I gave a lecture presentation on a project I co-authored with Kazuya Saito at the 166th Acoustical Society of America (ASA) on December 4, 2013. I have been presenting my work at the ASA since the 156th conference in Miami. The ASA is an international scientific society dedicated to promoting research on acoustics and its practical applications. The projects I have presented at the ASA over the past decade focus on the acquisition of second language speech, an aspect of speech communication in the ASA rubric.

The theme of the speech communication session at the 2013 conference was Acquiring Speech: Children and Adults and featured five presentations followed by general discussion. The topics of the five presentations were 1) Difficulty in the acquisition of Mandarin high level and high falling tones by Cantonese learners, 2) Development of vowel spaces from age 21 to age 49 in a group of 8 talkers, 3) Non-native vowel production accuracy and variability in relation to overall intelligibility, 4) Individual differences in learning to perceive novel phonetic contrasts: How stable are they across time and paradigms? and 5) The effect of sleep on learned sensitivity to a non-native phonetic contrast.

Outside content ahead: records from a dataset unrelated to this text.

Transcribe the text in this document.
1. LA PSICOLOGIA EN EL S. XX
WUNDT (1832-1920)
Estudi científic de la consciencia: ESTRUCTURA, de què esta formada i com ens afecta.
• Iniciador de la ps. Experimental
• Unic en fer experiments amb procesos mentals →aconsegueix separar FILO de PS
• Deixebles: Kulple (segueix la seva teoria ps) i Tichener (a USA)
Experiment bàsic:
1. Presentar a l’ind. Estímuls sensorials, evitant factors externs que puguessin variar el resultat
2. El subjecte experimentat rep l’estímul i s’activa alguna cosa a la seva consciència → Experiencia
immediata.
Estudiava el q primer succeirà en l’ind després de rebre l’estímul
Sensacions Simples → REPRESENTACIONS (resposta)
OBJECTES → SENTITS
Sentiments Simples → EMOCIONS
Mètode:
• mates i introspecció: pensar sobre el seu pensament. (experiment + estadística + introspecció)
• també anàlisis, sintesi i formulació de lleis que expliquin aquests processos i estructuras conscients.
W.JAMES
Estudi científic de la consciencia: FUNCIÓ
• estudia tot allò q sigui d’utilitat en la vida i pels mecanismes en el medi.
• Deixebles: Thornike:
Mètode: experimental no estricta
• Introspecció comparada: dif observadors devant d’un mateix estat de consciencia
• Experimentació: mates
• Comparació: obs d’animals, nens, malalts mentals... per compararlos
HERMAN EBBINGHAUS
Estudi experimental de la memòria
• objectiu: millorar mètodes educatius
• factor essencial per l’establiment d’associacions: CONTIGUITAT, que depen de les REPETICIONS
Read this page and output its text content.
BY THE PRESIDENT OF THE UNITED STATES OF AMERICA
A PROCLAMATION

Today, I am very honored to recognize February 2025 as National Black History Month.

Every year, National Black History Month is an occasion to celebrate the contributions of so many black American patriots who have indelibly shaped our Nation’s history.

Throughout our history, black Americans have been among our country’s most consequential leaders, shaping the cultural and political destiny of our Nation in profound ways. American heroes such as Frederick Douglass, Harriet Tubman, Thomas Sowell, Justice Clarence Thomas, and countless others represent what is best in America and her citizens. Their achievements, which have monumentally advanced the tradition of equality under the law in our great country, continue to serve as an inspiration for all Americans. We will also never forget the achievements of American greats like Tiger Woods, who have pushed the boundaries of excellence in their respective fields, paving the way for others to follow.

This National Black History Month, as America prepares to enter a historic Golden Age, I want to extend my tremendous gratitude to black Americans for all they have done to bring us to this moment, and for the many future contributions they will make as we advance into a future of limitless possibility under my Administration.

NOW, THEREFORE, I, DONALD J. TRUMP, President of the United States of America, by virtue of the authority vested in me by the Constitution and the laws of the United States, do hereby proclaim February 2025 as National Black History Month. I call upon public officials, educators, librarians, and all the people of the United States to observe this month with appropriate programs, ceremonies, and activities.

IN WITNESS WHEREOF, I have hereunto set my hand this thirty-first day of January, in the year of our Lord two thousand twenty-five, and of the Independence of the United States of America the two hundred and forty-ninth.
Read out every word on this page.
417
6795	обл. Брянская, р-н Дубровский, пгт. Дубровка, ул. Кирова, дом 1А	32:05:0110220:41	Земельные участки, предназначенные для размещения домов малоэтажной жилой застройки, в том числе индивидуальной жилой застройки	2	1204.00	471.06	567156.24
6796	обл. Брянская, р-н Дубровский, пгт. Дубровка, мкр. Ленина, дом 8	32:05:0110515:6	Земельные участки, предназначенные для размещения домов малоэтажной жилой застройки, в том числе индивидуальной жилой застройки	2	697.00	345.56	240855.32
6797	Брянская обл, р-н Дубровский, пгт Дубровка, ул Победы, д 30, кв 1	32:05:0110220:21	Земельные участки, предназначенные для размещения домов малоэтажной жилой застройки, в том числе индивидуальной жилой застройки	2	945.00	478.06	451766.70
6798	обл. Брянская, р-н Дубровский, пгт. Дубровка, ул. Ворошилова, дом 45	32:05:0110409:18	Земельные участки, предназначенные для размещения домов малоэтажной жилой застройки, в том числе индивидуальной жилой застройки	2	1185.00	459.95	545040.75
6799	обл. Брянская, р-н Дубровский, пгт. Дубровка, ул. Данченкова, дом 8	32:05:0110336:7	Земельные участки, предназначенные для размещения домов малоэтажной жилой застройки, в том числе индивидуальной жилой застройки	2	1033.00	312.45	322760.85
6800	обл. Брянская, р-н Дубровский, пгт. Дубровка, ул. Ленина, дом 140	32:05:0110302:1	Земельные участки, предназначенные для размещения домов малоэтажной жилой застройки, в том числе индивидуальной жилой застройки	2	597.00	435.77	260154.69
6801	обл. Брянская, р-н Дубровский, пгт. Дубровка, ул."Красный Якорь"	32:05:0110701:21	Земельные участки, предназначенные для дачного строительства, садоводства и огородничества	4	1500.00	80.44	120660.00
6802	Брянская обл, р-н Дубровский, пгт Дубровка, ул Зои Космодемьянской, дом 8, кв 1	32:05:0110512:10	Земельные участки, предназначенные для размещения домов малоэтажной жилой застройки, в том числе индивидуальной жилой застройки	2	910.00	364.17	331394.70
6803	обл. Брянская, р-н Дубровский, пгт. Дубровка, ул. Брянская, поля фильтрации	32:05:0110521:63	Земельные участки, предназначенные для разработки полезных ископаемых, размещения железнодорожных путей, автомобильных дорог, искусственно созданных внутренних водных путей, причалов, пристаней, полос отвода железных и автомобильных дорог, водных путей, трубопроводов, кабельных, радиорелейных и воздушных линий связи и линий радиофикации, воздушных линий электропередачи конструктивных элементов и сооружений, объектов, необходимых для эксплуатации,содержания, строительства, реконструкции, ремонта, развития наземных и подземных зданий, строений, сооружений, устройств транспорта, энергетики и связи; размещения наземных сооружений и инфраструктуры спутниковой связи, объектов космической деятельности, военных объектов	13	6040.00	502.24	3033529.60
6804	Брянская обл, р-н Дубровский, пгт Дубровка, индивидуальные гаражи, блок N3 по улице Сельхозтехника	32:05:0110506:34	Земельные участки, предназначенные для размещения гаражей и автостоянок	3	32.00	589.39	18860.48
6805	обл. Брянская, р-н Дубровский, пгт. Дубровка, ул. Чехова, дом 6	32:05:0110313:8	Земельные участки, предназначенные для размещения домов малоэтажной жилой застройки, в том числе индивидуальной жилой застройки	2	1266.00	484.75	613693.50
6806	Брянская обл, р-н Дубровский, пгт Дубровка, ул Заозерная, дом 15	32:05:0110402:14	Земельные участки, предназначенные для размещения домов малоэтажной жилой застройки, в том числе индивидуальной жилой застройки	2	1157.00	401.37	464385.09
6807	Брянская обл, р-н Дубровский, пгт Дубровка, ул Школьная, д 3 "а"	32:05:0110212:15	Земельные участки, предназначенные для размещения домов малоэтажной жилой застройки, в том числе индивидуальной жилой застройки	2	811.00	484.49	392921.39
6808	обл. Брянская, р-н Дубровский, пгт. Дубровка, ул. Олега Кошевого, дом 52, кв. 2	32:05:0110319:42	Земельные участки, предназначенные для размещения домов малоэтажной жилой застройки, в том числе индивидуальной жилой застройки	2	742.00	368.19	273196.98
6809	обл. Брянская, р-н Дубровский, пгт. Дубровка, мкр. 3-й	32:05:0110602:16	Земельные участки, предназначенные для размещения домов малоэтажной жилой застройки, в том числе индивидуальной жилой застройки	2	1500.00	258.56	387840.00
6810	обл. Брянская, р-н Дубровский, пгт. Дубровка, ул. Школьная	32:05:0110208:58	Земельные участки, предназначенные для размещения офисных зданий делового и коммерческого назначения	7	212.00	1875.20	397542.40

I presented the first topic on the difficulty in learning two Mandarin tones that have the same phonemic value for Mandarin learners whose native language is Cantonese. This project incorporated Form-Focused Instruction (FFI) design into tone learning. The results indicated improvement in tone perception and production after learners received 90-minute FFI treatments. My presentation received very constructive feedback from the audience. For example, it was suggested that the difficult tones had been merged in Hong Kong Cantonese but not in Guangdong Cantonese. This provided a potential topic for future research: comparing speakers of Guangdong Cantonese and Hong Kong Cantonese on their acquisition of these two tones.

I really appreciate the support of the Berkeley Language Center with their generous travel grant.